The school at Buck Brook Farm had one large van for when special events were attended by multiple students and staff. In case I was ever the only staff member willing or able to venture on such events I was sent to the county DMV office to get a chauffeur’s license. Even without proper cap and livery, this lanky twenty-five year old from the hippie school managed to pass.
The only time I remember actually chauffeuring anyone in that extended van was to some event a hundred miles to the south — in the center of Manhattan Island. !
I had observed drivers in Manhattan, both as a passenger and a pedestrian. Zero to fifty between lights was the expected response to a green signal. And drivers were immediately responsive to your signal to change lanes but you better jump into that space they gave you or it was assumed you’d never mover over and the space was closed. The space was, after all, a good foot longer than your car!
By 1970 I had driven in Los Angeles and Portland and Seattle and San Francisco. What could be so different with driving a small bus filled with teenagers into Manhattan? I wasn’t even on a surface street when I found out.
The divided highways toward town turned into the West Side Elevated Highway — a crowded freeway squeezed between the Hudson River and the towering apartment buildings of the upper east side.

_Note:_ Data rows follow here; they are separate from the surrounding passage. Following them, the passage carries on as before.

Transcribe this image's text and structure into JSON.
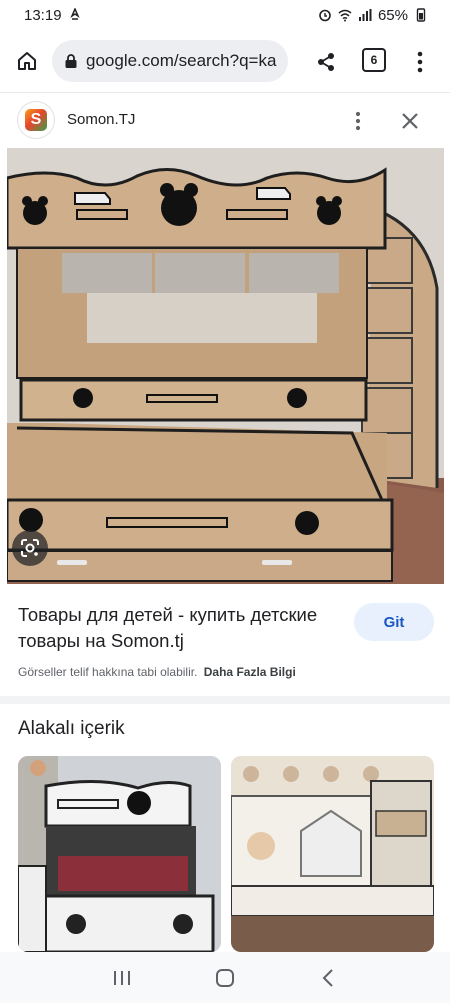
{
  "status_bar": {
    "time": "13:19",
    "battery": "65%"
  },
  "browser": {
    "url": "google.com/search?q=ka",
    "tab_count": "6"
  },
  "site": {
    "favicon_letter": "S",
    "name": "Somon.TJ"
  },
  "result": {
    "title": "Товары для детей - купить детские товары на Somon.tj",
    "visit_label": "Git",
    "copyright_notice": "Görseller telif hakkına tabi olabilir.",
    "more_info_link": "Daha Fazla Bilgi"
  },
  "related": {
    "heading": "Alakalı içerik"
  },
  "icons": {
    "home": "home-icon",
    "lock": "lock-icon",
    "share": "share-icon",
    "menu": "more-vert-icon",
    "close": "close-icon",
    "lens": "google-lens-icon",
    "recents": "recent-apps-icon",
    "nav_home": "nav-home-icon",
    "back": "back-icon"
  },
  "colors": {
    "accent": "#1a56c4",
    "visit_bg": "#e8f0fe"
  }
}
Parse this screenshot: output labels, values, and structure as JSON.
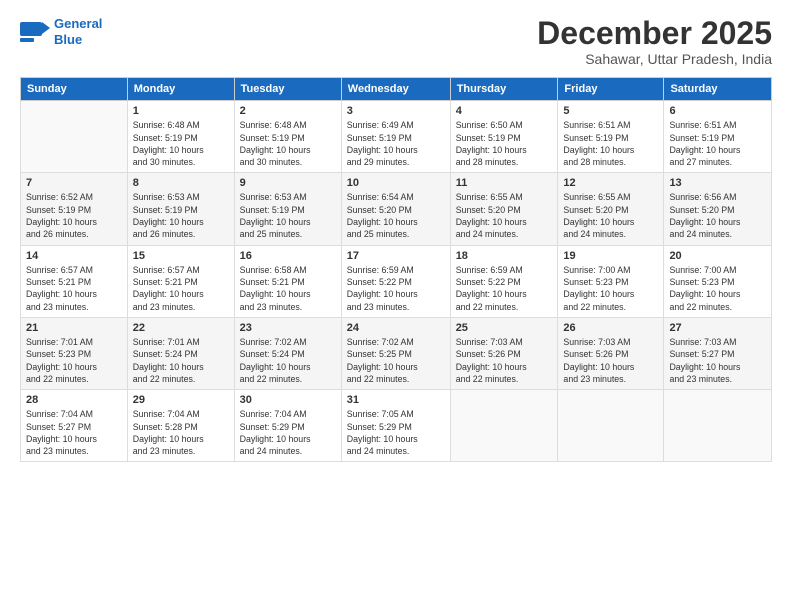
{
  "logo": {
    "line1": "General",
    "line2": "Blue"
  },
  "header": {
    "month": "December 2025",
    "location": "Sahawar, Uttar Pradesh, India"
  },
  "weekdays": [
    "Sunday",
    "Monday",
    "Tuesday",
    "Wednesday",
    "Thursday",
    "Friday",
    "Saturday"
  ],
  "weeks": [
    [
      {
        "day": "",
        "info": ""
      },
      {
        "day": "1",
        "info": "Sunrise: 6:48 AM\nSunset: 5:19 PM\nDaylight: 10 hours\nand 30 minutes."
      },
      {
        "day": "2",
        "info": "Sunrise: 6:48 AM\nSunset: 5:19 PM\nDaylight: 10 hours\nand 30 minutes."
      },
      {
        "day": "3",
        "info": "Sunrise: 6:49 AM\nSunset: 5:19 PM\nDaylight: 10 hours\nand 29 minutes."
      },
      {
        "day": "4",
        "info": "Sunrise: 6:50 AM\nSunset: 5:19 PM\nDaylight: 10 hours\nand 28 minutes."
      },
      {
        "day": "5",
        "info": "Sunrise: 6:51 AM\nSunset: 5:19 PM\nDaylight: 10 hours\nand 28 minutes."
      },
      {
        "day": "6",
        "info": "Sunrise: 6:51 AM\nSunset: 5:19 PM\nDaylight: 10 hours\nand 27 minutes."
      }
    ],
    [
      {
        "day": "7",
        "info": "Sunrise: 6:52 AM\nSunset: 5:19 PM\nDaylight: 10 hours\nand 26 minutes."
      },
      {
        "day": "8",
        "info": "Sunrise: 6:53 AM\nSunset: 5:19 PM\nDaylight: 10 hours\nand 26 minutes."
      },
      {
        "day": "9",
        "info": "Sunrise: 6:53 AM\nSunset: 5:19 PM\nDaylight: 10 hours\nand 25 minutes."
      },
      {
        "day": "10",
        "info": "Sunrise: 6:54 AM\nSunset: 5:20 PM\nDaylight: 10 hours\nand 25 minutes."
      },
      {
        "day": "11",
        "info": "Sunrise: 6:55 AM\nSunset: 5:20 PM\nDaylight: 10 hours\nand 24 minutes."
      },
      {
        "day": "12",
        "info": "Sunrise: 6:55 AM\nSunset: 5:20 PM\nDaylight: 10 hours\nand 24 minutes."
      },
      {
        "day": "13",
        "info": "Sunrise: 6:56 AM\nSunset: 5:20 PM\nDaylight: 10 hours\nand 24 minutes."
      }
    ],
    [
      {
        "day": "14",
        "info": "Sunrise: 6:57 AM\nSunset: 5:21 PM\nDaylight: 10 hours\nand 23 minutes."
      },
      {
        "day": "15",
        "info": "Sunrise: 6:57 AM\nSunset: 5:21 PM\nDaylight: 10 hours\nand 23 minutes."
      },
      {
        "day": "16",
        "info": "Sunrise: 6:58 AM\nSunset: 5:21 PM\nDaylight: 10 hours\nand 23 minutes."
      },
      {
        "day": "17",
        "info": "Sunrise: 6:59 AM\nSunset: 5:22 PM\nDaylight: 10 hours\nand 23 minutes."
      },
      {
        "day": "18",
        "info": "Sunrise: 6:59 AM\nSunset: 5:22 PM\nDaylight: 10 hours\nand 22 minutes."
      },
      {
        "day": "19",
        "info": "Sunrise: 7:00 AM\nSunset: 5:23 PM\nDaylight: 10 hours\nand 22 minutes."
      },
      {
        "day": "20",
        "info": "Sunrise: 7:00 AM\nSunset: 5:23 PM\nDaylight: 10 hours\nand 22 minutes."
      }
    ],
    [
      {
        "day": "21",
        "info": "Sunrise: 7:01 AM\nSunset: 5:23 PM\nDaylight: 10 hours\nand 22 minutes."
      },
      {
        "day": "22",
        "info": "Sunrise: 7:01 AM\nSunset: 5:24 PM\nDaylight: 10 hours\nand 22 minutes."
      },
      {
        "day": "23",
        "info": "Sunrise: 7:02 AM\nSunset: 5:24 PM\nDaylight: 10 hours\nand 22 minutes."
      },
      {
        "day": "24",
        "info": "Sunrise: 7:02 AM\nSunset: 5:25 PM\nDaylight: 10 hours\nand 22 minutes."
      },
      {
        "day": "25",
        "info": "Sunrise: 7:03 AM\nSunset: 5:26 PM\nDaylight: 10 hours\nand 22 minutes."
      },
      {
        "day": "26",
        "info": "Sunrise: 7:03 AM\nSunset: 5:26 PM\nDaylight: 10 hours\nand 23 minutes."
      },
      {
        "day": "27",
        "info": "Sunrise: 7:03 AM\nSunset: 5:27 PM\nDaylight: 10 hours\nand 23 minutes."
      }
    ],
    [
      {
        "day": "28",
        "info": "Sunrise: 7:04 AM\nSunset: 5:27 PM\nDaylight: 10 hours\nand 23 minutes."
      },
      {
        "day": "29",
        "info": "Sunrise: 7:04 AM\nSunset: 5:28 PM\nDaylight: 10 hours\nand 23 minutes."
      },
      {
        "day": "30",
        "info": "Sunrise: 7:04 AM\nSunset: 5:29 PM\nDaylight: 10 hours\nand 24 minutes."
      },
      {
        "day": "31",
        "info": "Sunrise: 7:05 AM\nSunset: 5:29 PM\nDaylight: 10 hours\nand 24 minutes."
      },
      {
        "day": "",
        "info": ""
      },
      {
        "day": "",
        "info": ""
      },
      {
        "day": "",
        "info": ""
      }
    ]
  ]
}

Like everyone else I was keeping some eight feet behind the vehicle in front of me. Like everyone else I was going some fifteen miles over the speed limit, maybe 70 but it felt like 100.
And then the pavement just wasn’t there.
The car in front of the big van was still there. The car behind the big van was still there. But there was no pavement there. Just squares of rebar.
And between the squares of rebar were deep potholes of beat up concrete.
Without hesitation the van dropped some two inches off the surface of the road and began rattling out a very fancy rendition of Riverdance across steel squares and deep potholes.
This went on for some eighty feet before our tires hit the sharp two-inch edge that returned us to smooth concrete roadway, slamming the suspension hard into the van’s undercarriage.
It was Manhattan Island, folks. Shutting down the West Side Highway to fix a Manhattan-sized pothole sure would have messed up the commute.
As to me? I came away with an entirely new respect for the technology that goes into building four tires to survive city driving.
PS: Wikipedia tells me the West Side Elevated Highway was built between 1929 and 1951. In 1973, three years after our Manhattan adventure, the highway was shut down “due to neglect and lack of maintenance…” It was dismantled in 1989. Its replacement was completed in 2001.